Liquids that combine together to form a solid is our next category.

We seldom have problems with these liquids in pumps because the blending takes place outside of the pump, but the problem sometimes comes up in mixer applications. You will note that I have not included anaerobic fluids (they solidify in the absence of air) in any of the categories (super glue is the product that first comes to mind).

  • Epoxy is a combination of a resin and a hardener.
  • Combining several liquids together makes Styrofoam.

Lubricating liquids is the last catagory on our list:

  • This is the ideal application for a mechanical seal but we seldom see it. More often than not we are sealing raw product that falls into one or more of the above categories. Back in the days when we were using packing in pumps we did not pay too much attention to these categories because we were either prepared to let the product leak on the ground or we would flush in clean liquid and concentrate on sealing the clean flush instead.

Now that leakage is no longer tolerable and product dilution is no longer desirable, you must have knowledge of these chemical categories to approach the job of effective sealing.

In most cases the fluid you are sealing will fall into several of the above mentioned categories. Using heat transfer oil as an example we note that it falls into the following five categories:

  • Hot. This oil is pumped at 600 -700 Fahrenheit (315 -370 C); the fluid is too hot for available elastomers.
  • Film Building. The product cokes at these temperatures.
  • Dangerous. You do not need this high temperature oil leaking out. It is not only a fire hazard, but a personnel hazard as well. Recent information indicates that some of these oils are also classified as carcinogens.
  • Costly. Most of these transfer oils cost between $12.00 to $20.00 per gallon (3,8 Ltrs.)
  • Slurry. Because of the coking, solids are always present.

To successfully seal heat transfer oil you would have to address all of these problems at the same time. As is the case with all slurry applications, you would also have to recognize the problems with vibration (impeller imbalance), thermal growth, and frequent impeller adjustments if you were using open impellers.

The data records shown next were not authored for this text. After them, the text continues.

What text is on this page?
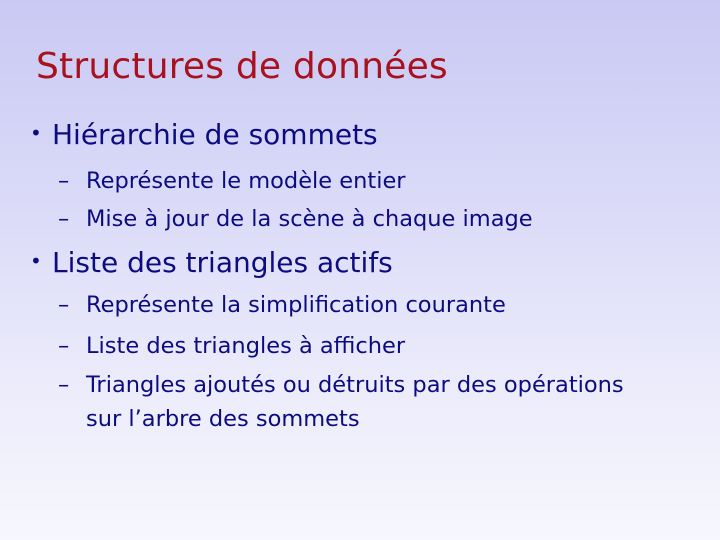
Structures de données
• Hiérarchie de sommets
– Représente le modèle entier
– Mise à jour de la scène à chaque image
• Liste des triangles actifs
– Représente la simplification courante
– Liste des triangles à afficher
– Triangles ajoutés ou détruits par des opérations
sur l’arbre des sommets
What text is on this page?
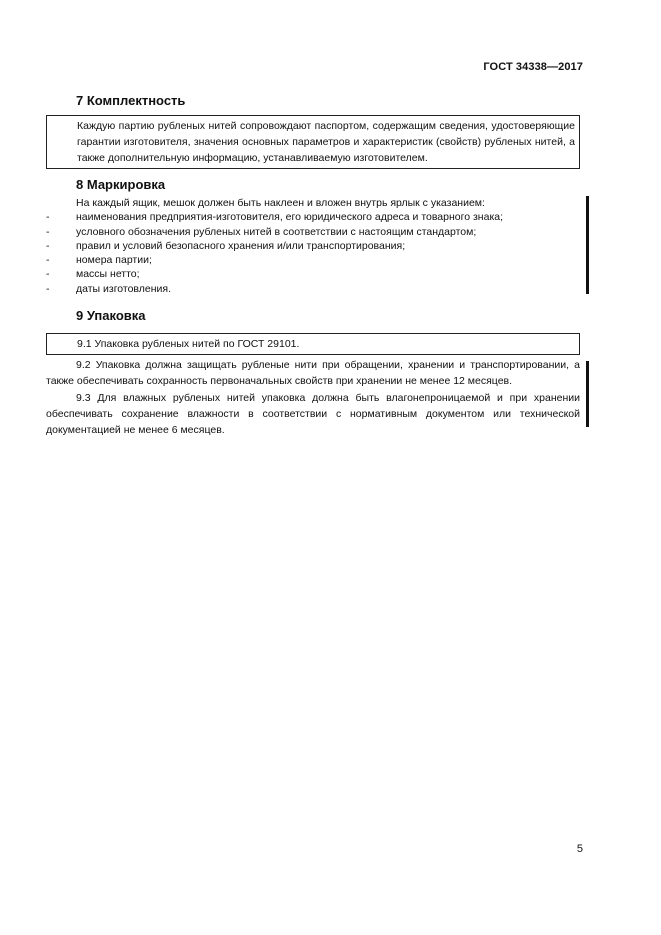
ГОСТ 34338—2017
7 Комплектность
Каждую партию рубленых нитей сопровождают паспортом, содержащим сведения, удостоверяющие гарантии изготовителя, значения основных параметров и характеристик (свойств) рубленых нитей, а также дополнительную информацию, устанавливаемую изготовителем.
8 Маркировка
На каждый ящик, мешок должен быть наклеен и вложен внутрь ярлык с указанием:
- наименования предприятия-изготовителя, его юридического адреса и товарного знака;
- условного обозначения рубленых нитей в соответствии с настоящим стандартом;
- правил и условий безопасного хранения и/или транспортирования;
- номера партии;
- массы нетто;
- даты изготовления.
9 Упаковка
9.1 Упаковка рубленых нитей по ГОСТ 29101.
9.2 Упаковка должна защищать рубленые нити при обращении, хранении и транспортировании, а также обеспечивать сохранность первоначальных свойств при хранении не менее 12 месяцев.
9.3 Для влажных рубленых нитей упаковка должна быть влагонепроницаемой и при хранении обеспечивать сохранение влажности в соответствии с нормативным документом или технической документацией не менее 6 месяцев.
5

In addition to handling various chemicals we are often faced with extreme or severe operating conditions. These conditions fall into seven categories also:

  • Hot products – Defined as too hot for one of the seal components, or hot enough to cause the fluid to change from a liquid to a gas or solid. Heat transfer oil is a good example of a fluid that will “coke” at elevated temperature.
  • Cryogenic fluids – They present a problem for elastomers and some carbon faces. Liquid nitrogen or oxygen would be an example.
  • High Pressure – Defined as stuffing box, (not discharge) pressure in excess of 400 psi. (28 bar). Pipe line and boiler-circulating pumps can have stuffing box pressures of this magnitude.
  • Hard Vacuum – Defined as 10-2 Torr or below. This number is well below most condenser or evaporator applications, but does come up every once in a while.
  • High Speed – Defined as the seal faces moving greater than 5000 feet per minute (fpm.) or 25 meters per second. Most process pumps do not approach this speed. The Sundstrand “Sundyne” pump is typical of a high-speed application.
  • Excessive motion – defined as more than 0.005 inches (0,15 mm.) in a radial or axial direction. Mixers, agitators and specialized equipment have shaft movements up to 1/8 inch (3 mm). Long shaft vertical pumps and pumps equipped with sleeve or journal bearings, are another application for excessive motion.
  • Excessive vibration – Unfortunately there are no reliable numbers for the vibration limits of mechanical seals. Most vibration studies have addressed only the bearings. It is important to know that excessive vibration can:
    • Open the lapped seal faces.
    • Chip the outside diameter of the carbon face.
    • Break the metal bellows used in some seal designs.
    • Wear the driving mechanism used to transmit torque from the set-screws to the seal faces.
    • Loosen drive screws.
    • Shorten bearing life
    • Most seal designs can damage (frett) expensive sleeves and shafts.
    • Some, but not all designs have built in vibration dampers to relieve some of these problems.